Let's start with God's promise: "I write these things to you who believe in the name of the Son of God so that you may know that you have eternal life" (1 John 5:13). This phrase does not mean that we gradually grow into assurance, but that we can possess here and now a present certainty of the life we have already received in Jesus.
But here's the catch: first we must "believe in the name of the Son of God." "Believe" means more than intellectual assent--it is the biblical word for personal trust and commitment. I can assent to the fact that an airplane will fly me from Dallas to Atlanta, but I must get on board before it can. Those who trust Christ for their salvation "have eternal life," present tense, right now. Jesus promised, "whoever lives and believes in me will never die" (John 11:26). We simply step from time into eternity.

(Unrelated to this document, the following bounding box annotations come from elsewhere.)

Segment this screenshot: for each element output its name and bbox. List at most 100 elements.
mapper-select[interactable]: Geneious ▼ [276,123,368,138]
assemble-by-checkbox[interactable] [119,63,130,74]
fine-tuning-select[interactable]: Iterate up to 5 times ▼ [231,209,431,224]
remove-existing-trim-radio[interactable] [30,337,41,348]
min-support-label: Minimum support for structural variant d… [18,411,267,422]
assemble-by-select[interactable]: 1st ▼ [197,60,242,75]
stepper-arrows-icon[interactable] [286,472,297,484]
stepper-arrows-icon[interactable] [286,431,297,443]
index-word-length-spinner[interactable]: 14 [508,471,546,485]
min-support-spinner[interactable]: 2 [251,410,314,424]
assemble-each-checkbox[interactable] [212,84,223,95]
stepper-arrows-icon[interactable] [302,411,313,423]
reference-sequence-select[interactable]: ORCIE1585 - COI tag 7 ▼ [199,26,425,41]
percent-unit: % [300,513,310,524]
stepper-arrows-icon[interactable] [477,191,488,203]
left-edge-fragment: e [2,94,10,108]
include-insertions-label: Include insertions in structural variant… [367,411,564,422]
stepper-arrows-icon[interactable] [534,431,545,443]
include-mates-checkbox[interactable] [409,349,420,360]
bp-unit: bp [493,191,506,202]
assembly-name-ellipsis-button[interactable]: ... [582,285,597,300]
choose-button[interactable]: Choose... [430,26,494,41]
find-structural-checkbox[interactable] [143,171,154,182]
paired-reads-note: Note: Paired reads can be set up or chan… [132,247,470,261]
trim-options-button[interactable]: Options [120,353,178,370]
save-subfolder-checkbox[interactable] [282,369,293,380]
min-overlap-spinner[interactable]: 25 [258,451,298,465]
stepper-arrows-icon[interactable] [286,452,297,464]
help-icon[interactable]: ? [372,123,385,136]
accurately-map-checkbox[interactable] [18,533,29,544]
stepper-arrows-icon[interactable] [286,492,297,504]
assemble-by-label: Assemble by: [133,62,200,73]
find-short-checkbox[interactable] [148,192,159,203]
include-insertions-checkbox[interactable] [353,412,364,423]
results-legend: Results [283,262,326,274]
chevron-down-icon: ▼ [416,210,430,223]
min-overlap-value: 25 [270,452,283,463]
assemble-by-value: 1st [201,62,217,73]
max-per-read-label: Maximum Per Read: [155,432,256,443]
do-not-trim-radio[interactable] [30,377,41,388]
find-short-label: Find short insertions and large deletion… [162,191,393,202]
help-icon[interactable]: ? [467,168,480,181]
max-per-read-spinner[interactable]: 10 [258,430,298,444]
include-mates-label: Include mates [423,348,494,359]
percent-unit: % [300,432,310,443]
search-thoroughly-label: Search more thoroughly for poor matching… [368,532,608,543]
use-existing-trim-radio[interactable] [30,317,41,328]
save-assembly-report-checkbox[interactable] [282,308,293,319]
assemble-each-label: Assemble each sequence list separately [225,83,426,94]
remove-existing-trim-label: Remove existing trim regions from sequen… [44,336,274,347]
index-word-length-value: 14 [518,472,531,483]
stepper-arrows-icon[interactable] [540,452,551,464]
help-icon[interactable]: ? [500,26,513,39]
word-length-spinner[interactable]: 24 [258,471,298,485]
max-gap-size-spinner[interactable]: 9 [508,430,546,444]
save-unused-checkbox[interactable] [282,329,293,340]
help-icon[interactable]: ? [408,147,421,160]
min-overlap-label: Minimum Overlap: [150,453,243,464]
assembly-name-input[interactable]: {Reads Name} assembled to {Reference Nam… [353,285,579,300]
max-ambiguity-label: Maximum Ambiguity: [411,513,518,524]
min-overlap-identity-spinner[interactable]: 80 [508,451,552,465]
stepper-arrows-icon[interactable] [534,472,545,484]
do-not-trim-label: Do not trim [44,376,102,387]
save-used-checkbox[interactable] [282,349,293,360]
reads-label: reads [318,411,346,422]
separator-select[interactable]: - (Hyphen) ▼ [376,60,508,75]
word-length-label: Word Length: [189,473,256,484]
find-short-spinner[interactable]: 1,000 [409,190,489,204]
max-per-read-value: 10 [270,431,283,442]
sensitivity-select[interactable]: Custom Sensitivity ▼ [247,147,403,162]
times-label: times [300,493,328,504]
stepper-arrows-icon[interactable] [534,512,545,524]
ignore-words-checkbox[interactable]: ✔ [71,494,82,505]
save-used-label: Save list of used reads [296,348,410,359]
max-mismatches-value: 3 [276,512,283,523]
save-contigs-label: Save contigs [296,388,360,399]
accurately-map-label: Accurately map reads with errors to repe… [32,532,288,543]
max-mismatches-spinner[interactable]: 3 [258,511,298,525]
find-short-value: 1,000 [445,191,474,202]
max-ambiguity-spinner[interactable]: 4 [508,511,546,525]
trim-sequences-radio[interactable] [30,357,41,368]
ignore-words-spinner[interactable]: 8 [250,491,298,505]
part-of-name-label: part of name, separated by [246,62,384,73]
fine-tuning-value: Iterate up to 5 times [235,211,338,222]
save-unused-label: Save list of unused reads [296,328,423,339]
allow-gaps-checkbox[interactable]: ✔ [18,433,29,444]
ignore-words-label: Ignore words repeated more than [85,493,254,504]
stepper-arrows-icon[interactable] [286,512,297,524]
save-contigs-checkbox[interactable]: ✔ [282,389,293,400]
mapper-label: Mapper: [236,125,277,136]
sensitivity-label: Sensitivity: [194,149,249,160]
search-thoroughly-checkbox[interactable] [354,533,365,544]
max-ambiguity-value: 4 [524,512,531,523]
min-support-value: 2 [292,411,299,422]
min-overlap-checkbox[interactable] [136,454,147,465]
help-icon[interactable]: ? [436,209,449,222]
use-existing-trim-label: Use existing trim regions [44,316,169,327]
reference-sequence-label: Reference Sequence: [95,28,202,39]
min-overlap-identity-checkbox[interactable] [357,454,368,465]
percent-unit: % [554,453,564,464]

Nowhere does the Bible say how it feels to become the child of God, because our feelings can depend on the pizza we had for supper or the weather outside the window. No circumstances or events can guarantee our salvation. It takes as much faith to believe I am a Christian today as it did to become one more than thirty years ago. I still haven't seen God, or proven my salvation in a test tube. If I had, I could question the reality and veracity of what I saw or thought. So could you. We stand on the truth of God's word. Either he keeps his promises or he does not. We base our assurance on his promises, not our feelings. We do not hold onto him--he holds onto us (John 10:28).
Now, we should expect to face doubts about our salvation. The stronger your faith, the more likely you will be subjected to such attacks, intended by the enemy to paralyze and cripple your faith and prevent your service to God. The stronger your faith, the greater a threat you are to the enemy. Doubts sometimes come not because our faith is weak, but because it is strong.
When they find you, remember that you are God's child. My sons will always be my sons, no matter how they feel or what they do, because they were born that way. Have you been born again?